Additionally, the battle over this very issue between the Obama Administration and Apple continues to escalate with the recent ruling of a federal magistrate judge in California. The court order demanded that Apple help write software to disable the defenses of the now nearly ubiquitous iPhone. Pressure has been mounting from the Justice Department for Apple to create a way for the F.B.I to break into the iPhone for months. Apple has thus far refused, claiming the future of privacy is at stake. Pitted against the might of the government, the iPhone may no longer protect all our secrets.
However, a recently declassified report from the National Security Agency's Office of the Inspector General seems to indicate that the government receives less data from American internet communications than many suspected. The report suggests that when the N.S.A. conducts internet surveillance, the network companies that operate the Internet are probably only turning over correspondence to, from, and about the N.S.A.'s specific foreign targets, rather than all the data they had access to, as many privacy advocates had assumed.
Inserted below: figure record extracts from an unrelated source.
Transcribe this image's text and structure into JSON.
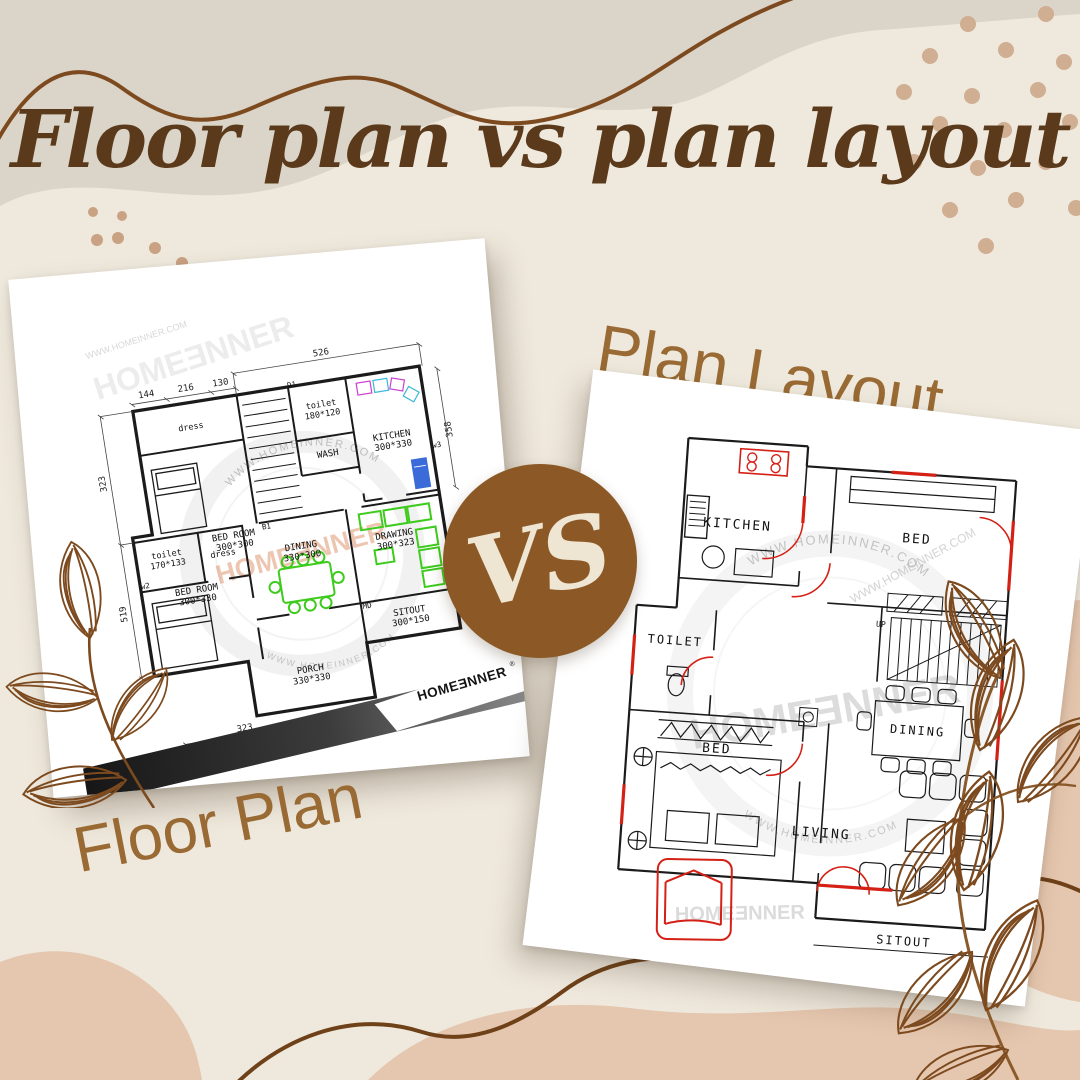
{
  "page": {
    "title": "Floor plan vs plan layout"
  },
  "captions": {
    "floor_plan": "Floor Plan",
    "plan_layout": "Plan Layout"
  },
  "vs_badge": {
    "label": "VS"
  },
  "brand": {
    "logo_text": "HOMEƎNNER",
    "registered_mark": "®",
    "website": "WWW.HOMEINNER.COM"
  },
  "floor_plan": {
    "rooms": {
      "dress_top": {
        "name": "dress",
        "dims": ""
      },
      "bedroom_top": {
        "name": "BED ROOM",
        "dims": "300*300"
      },
      "toilet_top": {
        "name": "toilet",
        "dims": "180*120"
      },
      "wash": {
        "name": "WASH",
        "dims": ""
      },
      "kitchen": {
        "name": "KITCHEN",
        "dims": "300*330"
      },
      "toilet_mid": {
        "name": "toilet",
        "dims": "170*133"
      },
      "dress_mid": {
        "name": "dress",
        "dims": ""
      },
      "bedroom_bottom": {
        "name": "BED ROOM",
        "dims": "300*330"
      },
      "dining": {
        "name": "DINING",
        "dims": "330*300"
      },
      "drawing": {
        "name": "DRAWING",
        "dims": "300*323"
      },
      "sitout": {
        "name": "SITOUT",
        "dims": "300*150"
      },
      "porch": {
        "name": "PORCH",
        "dims": "330*330"
      }
    },
    "dims": {
      "top": "526",
      "seg1": "144",
      "seg2": "216",
      "seg3": "130",
      "left_upper": "323",
      "left_lower": "519",
      "right": "358",
      "bottom1": "323",
      "bottom2": "376",
      "bottom3": "323"
    },
    "tags": {
      "d1": "D1",
      "b1": "B1",
      "w2": "w2",
      "w3": "w3",
      "md": "MD"
    }
  },
  "plan_layout": {
    "rooms": {
      "kitchen": "KITCHEN",
      "bed_top": "BED",
      "toilet": "TOILET",
      "bed_bottom": "BED",
      "dining": "DINING",
      "living": "LIVING",
      "sitout": "SITOUT"
    },
    "stairs": "UP"
  },
  "colors": {
    "background": "#EFE9DD",
    "blob_taupe": "#DBD5C9",
    "blob_peach": "#E5C6AE",
    "line_brown": "#7C4A1E",
    "dot_tan": "#D0AE92",
    "title_brown": "#5B3A1C",
    "caption_brown": "#996A33",
    "badge_brown": "#8C5926",
    "badge_text": "#EEE5D3",
    "plan_green": "#3ECB1E",
    "plan_blue": "#3A6BD8",
    "plan_red": "#D42015"
  }
}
With so many issues of privacy unfolding on the world stage, the future of the issue seems unclear. Does the U.S. government's relative restraint in internet surveillance indicate it can be trusted to limit its level of invasiveness? Or instead, that a more transparent policy is needed? How do we balance safety with the right to protection from unreasonable search and seizure?
Regardless, the question of privacy will be one of the most pressing of the 21st century. With the Supreme Court in the midst of a crucial change, the future of this issue in the courts is murky at best. In a country constantly threatened by terrorism, it seems only practical that privacy must be somewhat sacrificed to prioritize safety. Yet where do we draw the line? The Supreme Court will handle many questions along this vein in the upcoming decades, and the policies established will affect all citizens of the United States.